Speaker Yakubu Dogara said the powers of the three arms of government were clearly spelt out in the constitution.
“From the very pedestrian interpretation of the functions of the three arms of government, one makes laws, the other executes the laws, the other interprets the law. So, a declaration as to which of the arms has the power and rights, in as much as it is related to the interpretation of the law, is the function of the judiciary and not of the executive.
“I don’t even want to believe that the acting president made that statement; I don’t want to believe that, sincerely speaking. Because when it comes to the issue of the budget, I think we better say this thing and make it very clear, so that our people will have a better understanding. When it comes to the budget, the power of the purse in a presidential system of government rests in the parliament.”
Accusing the Acting President of breaching his priviledge by his comments, Hon. Abubakar Lawal said the Constitution and the House Rules were clear on the procedure for passing the budget. “For someone to come out and say that we have no power, it’s a breach of our privilege,” he said.
Cheered on by his colleagues, Dogara, added: “The reason why the Constitution designers made it that way is because the executive is just one man, it is just the president. Every other person in the executive is acting on behalf of the president, so the relationship between the president and every other person there is that of servant and the master.
“It is only in the parliament where we have representatives of the people that there is equality and you can say your mind on any issue, you can bring matters of priority the way you like. The only time you can be cautioned is when you go outside the rules of debate but in the executive, it is not the case.
“Of recent, especially in this part of the world, people exercise executive functions on behalf of the president and want to be like experts in emotional intelligence. Even when the president has not said anything, people are trying to understand what the body language says so that they can tailor their arguments to suit the body language of the President, otherwise that might give them a sack.

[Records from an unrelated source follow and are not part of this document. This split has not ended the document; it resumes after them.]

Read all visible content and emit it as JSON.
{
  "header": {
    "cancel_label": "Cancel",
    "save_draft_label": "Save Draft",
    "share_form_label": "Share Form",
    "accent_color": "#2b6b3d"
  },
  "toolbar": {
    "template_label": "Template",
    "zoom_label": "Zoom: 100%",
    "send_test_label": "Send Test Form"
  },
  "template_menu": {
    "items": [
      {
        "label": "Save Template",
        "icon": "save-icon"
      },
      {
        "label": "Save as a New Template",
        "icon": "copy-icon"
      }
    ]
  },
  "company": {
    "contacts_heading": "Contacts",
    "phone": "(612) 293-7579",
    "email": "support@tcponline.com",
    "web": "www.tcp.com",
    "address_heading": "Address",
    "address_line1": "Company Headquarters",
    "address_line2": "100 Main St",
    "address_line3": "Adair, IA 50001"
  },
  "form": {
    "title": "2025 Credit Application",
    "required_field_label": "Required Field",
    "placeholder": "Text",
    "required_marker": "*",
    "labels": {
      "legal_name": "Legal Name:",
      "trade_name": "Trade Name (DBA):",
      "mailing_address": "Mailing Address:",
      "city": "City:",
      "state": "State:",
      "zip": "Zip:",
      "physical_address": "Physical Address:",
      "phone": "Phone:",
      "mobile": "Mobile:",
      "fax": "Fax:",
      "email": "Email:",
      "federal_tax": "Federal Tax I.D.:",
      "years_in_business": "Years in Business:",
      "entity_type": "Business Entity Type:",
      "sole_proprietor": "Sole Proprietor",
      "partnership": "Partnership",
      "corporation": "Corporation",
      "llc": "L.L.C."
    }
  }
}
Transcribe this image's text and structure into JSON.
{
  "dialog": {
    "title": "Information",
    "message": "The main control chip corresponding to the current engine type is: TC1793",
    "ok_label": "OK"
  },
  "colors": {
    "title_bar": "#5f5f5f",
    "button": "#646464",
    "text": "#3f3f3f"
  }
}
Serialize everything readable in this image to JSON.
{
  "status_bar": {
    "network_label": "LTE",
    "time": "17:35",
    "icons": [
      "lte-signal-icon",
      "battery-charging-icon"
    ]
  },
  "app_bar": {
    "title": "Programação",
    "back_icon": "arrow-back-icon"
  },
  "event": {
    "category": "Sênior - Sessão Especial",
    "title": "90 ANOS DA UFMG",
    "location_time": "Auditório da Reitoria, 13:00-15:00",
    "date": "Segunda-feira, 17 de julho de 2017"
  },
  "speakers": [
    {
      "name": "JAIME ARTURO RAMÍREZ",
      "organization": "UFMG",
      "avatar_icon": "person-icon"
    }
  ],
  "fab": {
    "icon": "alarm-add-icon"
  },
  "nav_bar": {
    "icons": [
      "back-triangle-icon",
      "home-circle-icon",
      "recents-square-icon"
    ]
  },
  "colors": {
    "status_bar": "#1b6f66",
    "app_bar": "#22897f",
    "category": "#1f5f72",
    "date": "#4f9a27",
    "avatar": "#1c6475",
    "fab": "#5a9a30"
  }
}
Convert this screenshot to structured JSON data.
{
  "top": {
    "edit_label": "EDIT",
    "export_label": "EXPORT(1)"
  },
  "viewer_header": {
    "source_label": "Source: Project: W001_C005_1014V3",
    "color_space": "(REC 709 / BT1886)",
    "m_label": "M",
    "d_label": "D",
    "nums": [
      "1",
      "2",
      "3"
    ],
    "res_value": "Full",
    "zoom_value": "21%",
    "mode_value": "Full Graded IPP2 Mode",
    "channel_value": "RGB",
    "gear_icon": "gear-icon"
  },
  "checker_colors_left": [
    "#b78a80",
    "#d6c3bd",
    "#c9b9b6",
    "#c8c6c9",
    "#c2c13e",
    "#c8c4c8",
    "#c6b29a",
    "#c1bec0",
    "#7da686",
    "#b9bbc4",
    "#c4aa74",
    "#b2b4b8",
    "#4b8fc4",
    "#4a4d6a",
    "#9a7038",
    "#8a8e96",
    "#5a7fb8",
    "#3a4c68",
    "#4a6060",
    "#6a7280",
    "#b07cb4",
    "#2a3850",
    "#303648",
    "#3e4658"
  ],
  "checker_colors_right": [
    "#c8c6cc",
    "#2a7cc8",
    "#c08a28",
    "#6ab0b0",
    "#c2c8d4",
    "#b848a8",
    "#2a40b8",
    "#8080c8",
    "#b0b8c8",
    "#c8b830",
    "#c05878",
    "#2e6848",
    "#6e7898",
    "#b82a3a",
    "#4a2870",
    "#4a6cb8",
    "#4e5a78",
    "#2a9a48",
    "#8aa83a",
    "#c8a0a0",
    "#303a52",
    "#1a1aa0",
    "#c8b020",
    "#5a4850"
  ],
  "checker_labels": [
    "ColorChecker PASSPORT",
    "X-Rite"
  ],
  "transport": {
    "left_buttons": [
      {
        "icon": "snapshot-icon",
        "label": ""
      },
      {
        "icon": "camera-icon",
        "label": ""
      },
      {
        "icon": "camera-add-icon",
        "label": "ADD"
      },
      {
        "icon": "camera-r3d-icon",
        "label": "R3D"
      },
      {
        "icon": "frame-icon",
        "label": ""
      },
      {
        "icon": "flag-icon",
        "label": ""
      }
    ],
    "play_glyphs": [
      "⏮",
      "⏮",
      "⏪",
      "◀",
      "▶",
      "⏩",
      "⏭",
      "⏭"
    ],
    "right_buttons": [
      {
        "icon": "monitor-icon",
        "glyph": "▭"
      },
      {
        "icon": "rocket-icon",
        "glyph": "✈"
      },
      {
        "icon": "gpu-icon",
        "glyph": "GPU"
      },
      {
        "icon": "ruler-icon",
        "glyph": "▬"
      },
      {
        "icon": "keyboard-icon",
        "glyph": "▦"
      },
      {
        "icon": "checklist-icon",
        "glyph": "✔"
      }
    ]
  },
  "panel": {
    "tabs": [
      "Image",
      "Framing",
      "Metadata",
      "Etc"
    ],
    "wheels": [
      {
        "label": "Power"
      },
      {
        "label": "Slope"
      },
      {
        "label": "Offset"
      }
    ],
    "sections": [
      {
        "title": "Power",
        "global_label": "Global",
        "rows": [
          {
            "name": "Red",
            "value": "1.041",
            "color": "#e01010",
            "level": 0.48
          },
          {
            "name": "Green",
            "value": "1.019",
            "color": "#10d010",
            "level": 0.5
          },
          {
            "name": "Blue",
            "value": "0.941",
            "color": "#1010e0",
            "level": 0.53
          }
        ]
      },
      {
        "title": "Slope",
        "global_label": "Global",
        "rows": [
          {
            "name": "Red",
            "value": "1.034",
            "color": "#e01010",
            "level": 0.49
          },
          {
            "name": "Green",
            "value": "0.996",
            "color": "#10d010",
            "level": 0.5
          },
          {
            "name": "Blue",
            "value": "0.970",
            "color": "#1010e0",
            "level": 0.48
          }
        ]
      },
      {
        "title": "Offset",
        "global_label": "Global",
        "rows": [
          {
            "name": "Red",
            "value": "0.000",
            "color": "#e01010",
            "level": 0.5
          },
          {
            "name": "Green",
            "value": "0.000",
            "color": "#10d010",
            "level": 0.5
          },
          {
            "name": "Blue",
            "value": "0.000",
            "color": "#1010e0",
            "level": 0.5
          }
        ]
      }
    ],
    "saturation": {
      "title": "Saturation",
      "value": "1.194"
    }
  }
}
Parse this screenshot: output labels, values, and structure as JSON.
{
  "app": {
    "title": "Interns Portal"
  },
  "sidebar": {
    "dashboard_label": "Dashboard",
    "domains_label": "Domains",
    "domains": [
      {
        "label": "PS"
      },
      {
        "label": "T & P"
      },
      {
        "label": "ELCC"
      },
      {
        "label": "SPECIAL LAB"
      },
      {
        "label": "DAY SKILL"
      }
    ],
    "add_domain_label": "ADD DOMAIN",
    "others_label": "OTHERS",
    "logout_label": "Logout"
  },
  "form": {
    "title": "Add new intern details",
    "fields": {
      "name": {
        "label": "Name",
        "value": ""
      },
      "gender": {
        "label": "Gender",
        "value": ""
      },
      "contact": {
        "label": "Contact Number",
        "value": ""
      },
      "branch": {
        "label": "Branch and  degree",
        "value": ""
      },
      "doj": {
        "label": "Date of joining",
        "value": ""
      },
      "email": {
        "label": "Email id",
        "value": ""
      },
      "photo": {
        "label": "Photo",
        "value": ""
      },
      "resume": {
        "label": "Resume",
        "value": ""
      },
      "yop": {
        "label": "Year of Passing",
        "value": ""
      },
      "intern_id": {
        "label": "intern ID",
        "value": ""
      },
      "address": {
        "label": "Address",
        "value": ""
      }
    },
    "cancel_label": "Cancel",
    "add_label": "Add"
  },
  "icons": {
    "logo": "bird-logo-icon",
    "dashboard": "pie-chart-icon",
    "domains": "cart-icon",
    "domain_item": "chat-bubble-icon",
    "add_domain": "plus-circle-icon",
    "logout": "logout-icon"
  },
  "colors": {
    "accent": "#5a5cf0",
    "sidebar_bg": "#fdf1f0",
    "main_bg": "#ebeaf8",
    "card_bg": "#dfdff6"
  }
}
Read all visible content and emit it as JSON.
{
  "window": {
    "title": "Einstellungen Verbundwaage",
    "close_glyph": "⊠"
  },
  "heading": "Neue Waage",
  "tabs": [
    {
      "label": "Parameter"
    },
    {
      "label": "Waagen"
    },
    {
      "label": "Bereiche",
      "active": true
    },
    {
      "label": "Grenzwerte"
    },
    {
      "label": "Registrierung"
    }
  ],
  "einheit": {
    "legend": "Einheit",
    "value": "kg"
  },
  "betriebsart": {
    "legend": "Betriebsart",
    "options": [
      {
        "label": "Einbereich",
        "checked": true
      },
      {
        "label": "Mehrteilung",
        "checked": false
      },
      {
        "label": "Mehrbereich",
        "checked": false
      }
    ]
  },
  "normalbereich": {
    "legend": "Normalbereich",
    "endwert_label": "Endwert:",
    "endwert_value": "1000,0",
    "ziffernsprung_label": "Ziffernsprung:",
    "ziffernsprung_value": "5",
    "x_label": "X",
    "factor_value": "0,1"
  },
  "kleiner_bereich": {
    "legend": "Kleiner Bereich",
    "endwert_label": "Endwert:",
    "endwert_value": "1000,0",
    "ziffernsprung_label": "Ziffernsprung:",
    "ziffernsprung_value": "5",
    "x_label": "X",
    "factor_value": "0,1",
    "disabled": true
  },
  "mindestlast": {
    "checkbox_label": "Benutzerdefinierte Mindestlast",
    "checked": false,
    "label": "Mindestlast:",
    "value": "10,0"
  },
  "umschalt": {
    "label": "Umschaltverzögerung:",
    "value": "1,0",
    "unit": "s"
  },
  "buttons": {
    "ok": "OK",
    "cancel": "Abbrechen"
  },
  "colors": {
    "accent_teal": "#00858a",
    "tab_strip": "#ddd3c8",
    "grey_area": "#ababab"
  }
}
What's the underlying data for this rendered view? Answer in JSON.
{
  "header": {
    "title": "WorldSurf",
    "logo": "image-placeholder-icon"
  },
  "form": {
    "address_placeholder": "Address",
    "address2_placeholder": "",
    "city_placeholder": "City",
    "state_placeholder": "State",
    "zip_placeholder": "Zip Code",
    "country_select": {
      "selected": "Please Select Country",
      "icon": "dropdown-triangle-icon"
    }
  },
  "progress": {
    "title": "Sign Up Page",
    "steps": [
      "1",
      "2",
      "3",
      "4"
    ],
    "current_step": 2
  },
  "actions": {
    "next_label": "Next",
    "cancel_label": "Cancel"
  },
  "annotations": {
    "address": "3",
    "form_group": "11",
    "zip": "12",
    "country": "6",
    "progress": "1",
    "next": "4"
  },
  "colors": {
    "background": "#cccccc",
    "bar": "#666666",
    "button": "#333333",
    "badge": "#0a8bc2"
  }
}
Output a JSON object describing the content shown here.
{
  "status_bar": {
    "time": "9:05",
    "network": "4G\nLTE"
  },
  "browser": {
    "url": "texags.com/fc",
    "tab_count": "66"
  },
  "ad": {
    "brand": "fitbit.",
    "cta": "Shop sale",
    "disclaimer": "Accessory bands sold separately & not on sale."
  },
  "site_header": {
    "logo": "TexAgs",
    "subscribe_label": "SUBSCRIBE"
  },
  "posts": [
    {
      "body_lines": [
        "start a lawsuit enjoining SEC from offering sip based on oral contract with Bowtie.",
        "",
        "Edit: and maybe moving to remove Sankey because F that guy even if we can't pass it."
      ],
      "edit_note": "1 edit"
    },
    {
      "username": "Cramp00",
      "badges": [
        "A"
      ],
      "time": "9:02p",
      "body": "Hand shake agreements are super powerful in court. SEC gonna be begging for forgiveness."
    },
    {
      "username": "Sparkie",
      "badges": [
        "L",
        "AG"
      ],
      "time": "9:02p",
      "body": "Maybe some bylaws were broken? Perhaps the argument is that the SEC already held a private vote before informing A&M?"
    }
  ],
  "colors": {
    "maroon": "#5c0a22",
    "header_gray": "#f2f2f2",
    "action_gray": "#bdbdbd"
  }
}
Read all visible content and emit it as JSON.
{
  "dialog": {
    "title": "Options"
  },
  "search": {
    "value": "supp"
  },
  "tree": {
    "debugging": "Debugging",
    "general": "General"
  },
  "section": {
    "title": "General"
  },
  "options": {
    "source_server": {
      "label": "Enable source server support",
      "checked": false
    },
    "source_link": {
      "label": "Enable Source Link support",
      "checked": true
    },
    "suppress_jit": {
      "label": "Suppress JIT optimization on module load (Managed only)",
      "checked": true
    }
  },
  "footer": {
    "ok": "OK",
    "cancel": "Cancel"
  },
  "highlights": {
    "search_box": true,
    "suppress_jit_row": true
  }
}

“So, the entire architecture of presidential democracy is that it should run on the basis of consensus and convention between the parliament and the executive, and when there is disagreement between the executive and the parliament, the framers of the Constitution were smart enough to say look, our hope is in the representatives of the people and not in the executive, so the parliament can even go along.
“In the case of the budget, for instance, if it were the case that parliament disagrees with the executive on the budget, the worst the executive can do is to say they will not sign and after 30 days, if we can muster two-thirds, and it doesn’t have to be two-thirds of the entire membership, once the quorum is formed, two-third of the members sitting and voting, we can override the veto of the President and pass it into law.
“The only other option open to the executive is to say because we didn’t assent to this, this is the budget of the parliament, so we will not implement. But the point is that all of them, including us, are under an oath to faithfully execute the laws of this land. Then the question that will follow is if this is a law of the land and the answer is yes.
As men of honour, whether legislators or executive, we are bound by the oath of office to faithfully execute that law.
“In the case of the executive, if it is not done, all of us know the very consequences. I don’t want to call it by its name, we know the consequences. So in this kind of government, the winner is obvious. So I don’t think we should bother ourselves belabouring this issue.
“We all know where these powers are and under our watch, there is no way this House will be a rubberstamp of any executive .
Dogara said budgets are priorities of the government, but that as representatives of the people they can discern which are the priorities of the people as opposed to the priorities of the government.
“We can say even though these are priorities of the government, based on our job of representation, these are not the priorities of the people and we can refuse to fund them.”